Dwi Cahyono koorlap KAMMI saat berorasi dalam rangka memperingati Hari Anti Korupsi Sedunia di Perempatan Tugu Religius Kota Kendari, Jumat (9/12).

Kendari,  Metropol – Pengurus Daerah Kesatuan Aksi Mahasiswa Muslim Indonesia (KAMMI)  Provinsi Sulawesi Tenggara menyerukan agar masyarakat Sultra  tidak memilih pemimpin korup.

“Jangan pilih pemimpin koruptor,” tegas Dwi Cahyono Kordinator Lapangan KAMMI dalam orasinya saat memperingati Hari Anti Korupsi Sedunia di Perempatan Tugu Religius Kota Kendari, Jumat (9/12).

Lanjut Dia, perilaku pemimpin korup merupakan salah satu penghambat untuk mewujudkan masyarakat Indonesia mencapai kesejahteraannya, meskipun bangsa ini memiliki kekayaan alam yang melimpah dan telah memproklamirkan kemerdekaanya 72 tahun silam.

“Total potensi kerugian negara tahun 2015 adalah sekitar 3,1 Triliun Rupiah dan nilai suap sebesar 450,5 Milyar Rupiah,” katanya lagi.

Menurut Dia, jumlah tersebut digunakan untuk membangun infrastruktur dan mendukung permodalan usaha kecil akan sangat berdampak signifikan bagi kesejahteraan rakyat Indonesia.

Dikatakannya pula korupsi merupakan kejahatan laten sebagaimana komunis yang sangat berbahaya bagi kelangsungan NKRI dan rakyat Indonesia. Kejahatan korupsi semakin berbahaya karena disebabkan lemahnya penegakan hukum.

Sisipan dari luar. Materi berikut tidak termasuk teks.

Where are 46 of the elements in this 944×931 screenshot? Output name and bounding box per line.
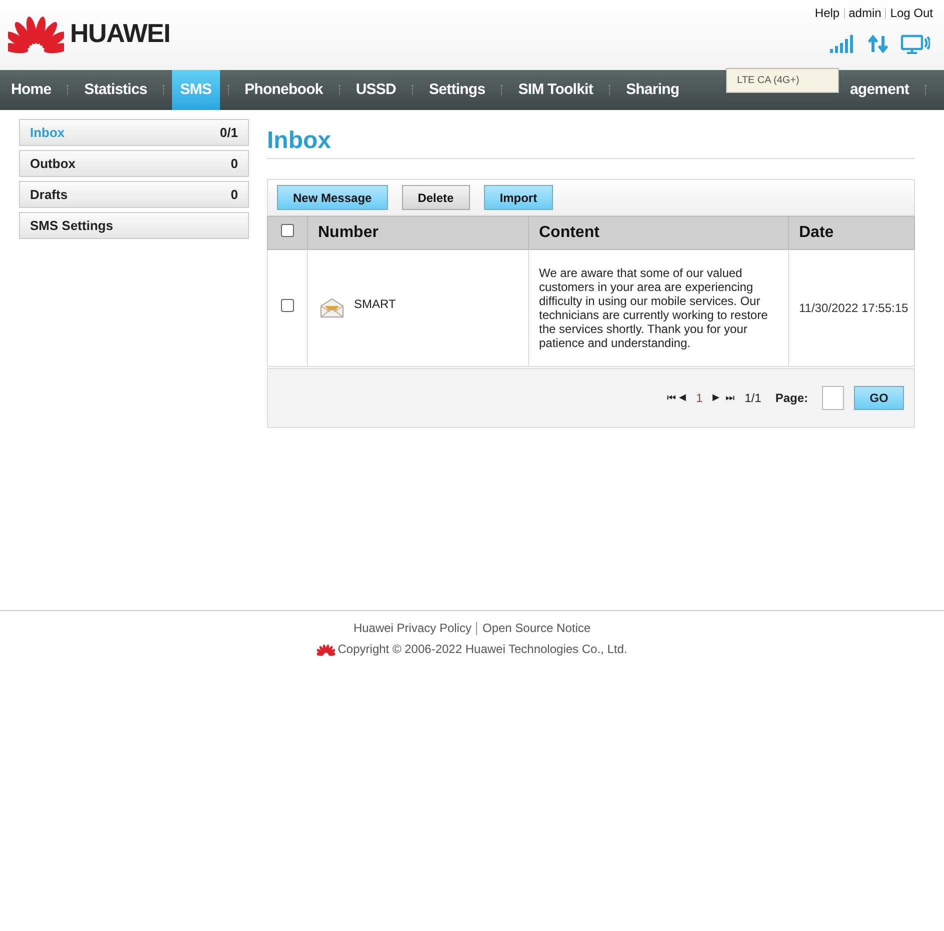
sidebar-item[interactable]: Drafts 0 [19, 181, 249, 208]
nav-tab[interactable]: Statistics [76, 70, 156, 110]
header-link[interactable]: Help [814, 4, 840, 22]
next-page-button[interactable]: ▶ [712, 391, 720, 405]
copyright-text: Copyright © 2006-2022 Huawei Technologies Co., Ltd. [338, 641, 628, 658]
footer-link[interactable]: Huawei Privacy Policy [353, 619, 472, 637]
header-link[interactable]: admin [848, 4, 882, 22]
message-date: 11/30/2022 17:55:15 [788, 250, 914, 366]
go-button[interactable]: GO [854, 386, 904, 410]
monitor-icon [900, 34, 930, 54]
sidebar-item[interactable]: Outbox 0 [19, 150, 249, 177]
signal-icon [830, 35, 856, 53]
nav-tab[interactable]: Phonebook [236, 70, 331, 110]
page-label: Page: [775, 390, 808, 407]
tooltip: LTE CA (4G+) [726, 68, 839, 93]
current-page: 1 [696, 390, 703, 407]
header-link[interactable]: Log Out [890, 4, 933, 22]
first-page-button[interactable]: ⏮ [666, 390, 673, 406]
sidebar-item[interactable]: Inbox 0/1 [19, 119, 249, 146]
previous-page-button[interactable]: ◀ [678, 391, 686, 405]
column-header: Content [528, 216, 788, 250]
sidebar-item[interactable]: SMS Settings [19, 212, 249, 239]
data-transfer-icon [868, 35, 888, 53]
message-content: We are aware that some of our valued customers in your area are experiencing difficulty in using our mobile services. Our technicians are currently working to restore the services shortly. Thank you for your patience and understanding. [539, 266, 769, 350]
page-input[interactable] [822, 386, 844, 410]
nav-tab[interactable]: Settings [421, 70, 494, 110]
nav-tab[interactable]: Sharing [618, 70, 688, 110]
footer-link[interactable]: Open Source Notice [482, 619, 591, 637]
page-title: Inbox [267, 126, 332, 156]
sender-number: SMART [354, 296, 396, 313]
checkbox[interactable] [281, 299, 294, 312]
nav-tab[interactable]: agement [842, 70, 917, 110]
page-count: 1/1 [744, 390, 762, 407]
toolbar-button[interactable]: Import [484, 185, 554, 210]
toolbar-button[interactable]: New Message [277, 185, 388, 210]
nav-tab[interactable]: SIM Toolkit [510, 70, 601, 110]
nav-tab[interactable]: USSD [348, 70, 404, 110]
logo-icon [316, 642, 335, 656]
toolbar-button[interactable]: Delete [402, 185, 470, 210]
nav-tab[interactable]: Home [3, 70, 60, 110]
logo-text: HUAWEI [70, 16, 170, 50]
column-header: Number [308, 216, 528, 250]
column-header: Date [788, 216, 914, 250]
checkbox[interactable] [281, 224, 294, 237]
last-page-button[interactable]: ⏭ [726, 390, 735, 406]
envelope-icon [320, 298, 344, 318]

“Pelemahan ini akibat adanya intervensi pemilik modal dan kekuasaan terhadap hukum sehingga menghilangkan marwah dan kedaulatan hukum di negeri ini,” imbuhnya.

Oleh karena itu, pihaknya menghimbau agar masyarakat Sultra menolak segala tindakan korupsi dengan berbagai macam alasannya.

“Kami juga mengingatkan agar penegak hukum tidak memperjual belikan hukum,” tegasnya.

Di tempat terpisah yakni di Kejaksaan Tinggi Sultra sejumlah elemen pemuda dan mahasiswa juga mendatangi institusi penegak hukum itu untuk memberikan warning bahwa Kejaksaan Tinggi Sultra tidak serius menangani kasus korupsi yang melibatkan pejabat.

“Hukum hanya tajam di bawah tetapi tumpul di atas” ujar aktifis PMII Sultra La Musia dalam orasinya.  Pihaknya menuntut agar Kejati Sultra berani memproses Gubernur Sultra Dr.   H.  Nur Alam dan Kepala Dinas Kelautan dan Perikanan Sultra Ir.  Askabul Kijo.

“Ada indikasi kerugian negara atas pengadaan 1000 unit kapal di Dinas Perikanan Sultra,” ujarnya lagi.

Begitu pula Laode Hermawan Ketua Lembaga Pemerhati Infrastruktur Daerah dan Anti Korupsi (Lepidak) Sultra, yang mengatakan Kejaksaan Tinggi Sultra masih belum konsisten memberantas korupsi di Sultra.

“Banyak kasus yang kami laporkan,  namun saat ini belum ada tindak lanjutnya,” ujar Hermawan.

Dari pantauan Metropol, massa aksi terus melakukan orasi secara bergantian hingga menjelang Shalat Jumat sampai akhirnya diterima oleh Kepala Seksi Penerangan Hukum Kejati Sultra Janes Mamengkey,  SH., MH.

Kepada perwakilan pengunjuk rasa, Janes mengatakan, “akan menindaklanjuti semua aspirasi yang telah disampaikan oleh para pengunjuk rasa,” katanya.